How does memccpy handle large integer values?

Question

According to man 3 memccpy the memccpy function is defined as follows:

SYNOPSIS

#include <string.h>

void *memccpy(void *dest, const void *src, int c, size_t n);

DESCRIPTION

The memccpy() function copies no more than n bytes from memory area src to memory area dest, stopping when the character c is found.

If the memory areas overlap, the results are undefined.

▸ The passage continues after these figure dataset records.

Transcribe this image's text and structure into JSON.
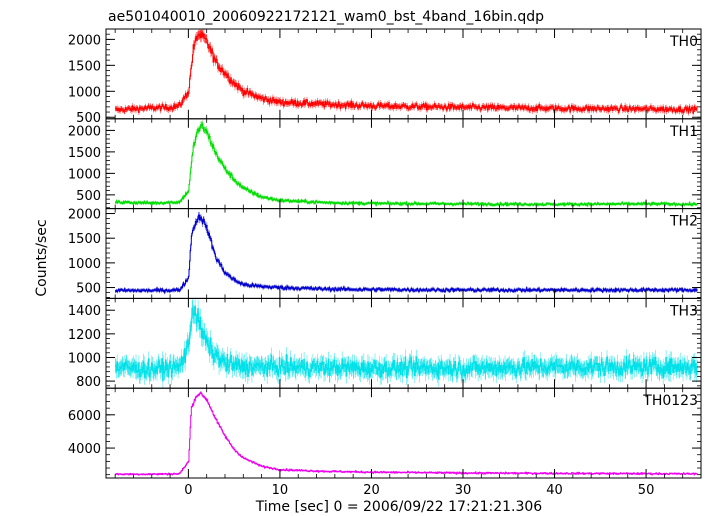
{
  "title": "ae501040010_20060922172121_wam0_bst_4band_16bin.qdp",
  "ylabel": "Counts/sec",
  "xlabel": "Time [sec] 0 = 2006/09/22 17:21:21.306",
  "chart_data": {
    "type": "line",
    "title": "ae501040010_20060922172121_wam0_bst_4band_16bin.qdp",
    "xlabel": "Time [sec] 0 = 2006/09/22 17:21:21.306",
    "ylabel": "Counts/sec",
    "xlim": [
      -9,
      56
    ],
    "x_ticks": [
      0,
      10,
      20,
      30,
      40,
      50
    ],
    "grid": false,
    "panels": [
      {
        "name": "TH0",
        "color": "#ff0000",
        "ylim": [
          470,
          2200
        ],
        "y_ticks": [
          500,
          1000,
          1500,
          2000
        ],
        "series_x": [
          -8,
          -6,
          -4,
          -2,
          -1,
          0,
          0.5,
          1,
          1.5,
          2,
          3,
          4,
          5,
          6,
          8,
          10,
          15,
          20,
          30,
          40,
          50,
          55.5
        ],
        "series_y": [
          640,
          660,
          680,
          690,
          720,
          1000,
          1800,
          2100,
          2050,
          1950,
          1550,
          1350,
          1150,
          1000,
          860,
          790,
          750,
          720,
          690,
          670,
          660,
          650
        ],
        "noise": 55
      },
      {
        "name": "TH1",
        "color": "#00dd00",
        "ylim": [
          180,
          2270
        ],
        "y_ticks": [
          500,
          1000,
          1500,
          2000
        ],
        "series_x": [
          -8,
          -4,
          -1,
          0,
          0.5,
          1,
          1.5,
          2,
          3,
          4,
          5,
          6,
          8,
          10,
          15,
          20,
          30,
          40,
          50,
          55.5
        ],
        "series_y": [
          330,
          310,
          330,
          600,
          1600,
          2000,
          2100,
          1950,
          1450,
          1100,
          850,
          650,
          450,
          370,
          320,
          300,
          290,
          280,
          290,
          280
        ],
        "noise": 35
      },
      {
        "name": "TH2",
        "color": "#0000cc",
        "ylim": [
          280,
          2100
        ],
        "y_ticks": [
          500,
          1000,
          1500,
          2000
        ],
        "series_x": [
          -8,
          -4,
          -1,
          0,
          0.3,
          0.8,
          1.3,
          2,
          3,
          4,
          5,
          6,
          8,
          10,
          15,
          20,
          30,
          40,
          50,
          55.5
        ],
        "series_y": [
          440,
          440,
          450,
          700,
          1550,
          1850,
          1950,
          1700,
          1100,
          800,
          650,
          560,
          520,
          500,
          470,
          460,
          450,
          450,
          450,
          450
        ],
        "noise": 35
      },
      {
        "name": "TH3",
        "color": "#00e0e8",
        "ylim": [
          740,
          1500
        ],
        "y_ticks": [
          800,
          1000,
          1200,
          1400
        ],
        "series_x": [
          -8,
          -4,
          -1,
          0,
          0.4,
          0.9,
          1.5,
          2.5,
          4,
          6,
          10,
          20,
          30,
          40,
          50,
          55.5
        ],
        "series_y": [
          920,
          900,
          920,
          1100,
          1420,
          1350,
          1200,
          1050,
          950,
          920,
          920,
          910,
          910,
          920,
          920,
          920
        ],
        "noise": 70
      },
      {
        "name": "TH0123",
        "color": "#ee00ee",
        "ylim": [
          2200,
          7600
        ],
        "y_ticks": [
          4000,
          6000
        ],
        "series_x": [
          -8,
          -4,
          -1,
          0,
          0.3,
          0.8,
          1.3,
          2,
          3,
          4,
          5,
          6,
          8,
          10,
          15,
          20,
          30,
          40,
          50,
          55.5
        ],
        "series_y": [
          2430,
          2430,
          2450,
          3200,
          6400,
          7100,
          7300,
          6900,
          5700,
          4700,
          3900,
          3400,
          2900,
          2700,
          2600,
          2550,
          2500,
          2480,
          2460,
          2450
        ],
        "noise": 50
      }
    ]
  }
}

What confuses me is that memccpy copies n bytes and stops if character c is found. However, the function takes int c as an argument. So what happens if I call memccpy with the following value:

memccpy(&x, &y, 0xffffff76, 100);

Here the value to check is too big for char. Should this case work?

Answer 1

how exactly this case is handled in code

Just the value of the parameter is converted to a character:

void *memccpy(..., int param_c, ...) {
     unsigned char c = param_c;

In real life : https://github.com/lattera/glibc/blob/master/string/memccpy.c#L33 https://github.com/lattera/glibc/blob/master/string/memchr.c#L63 .

(On nowadays systems) unsigned char has 8 bits, (unsigned char)(int)0xffffff76 just becomes 0x76. The upper bits are just ignored.

Answer 2

This is an older function which is similar to memset in terms of the argument it accepts:

void *memset(void *s, int c, size_t n);

It is described in the C standard as follows:

The memset function copies the value of c (converted to an unsigned char) into each of the first n characters of the object pointed to by s.

Both functions date back to at least 4.3 BSD, so it would make sense that they handle their arguments in a similar way.

So given your example, the value 0xffffff76 would be converted to the unsigned char value 0x76, and that would be the value it check for to stop.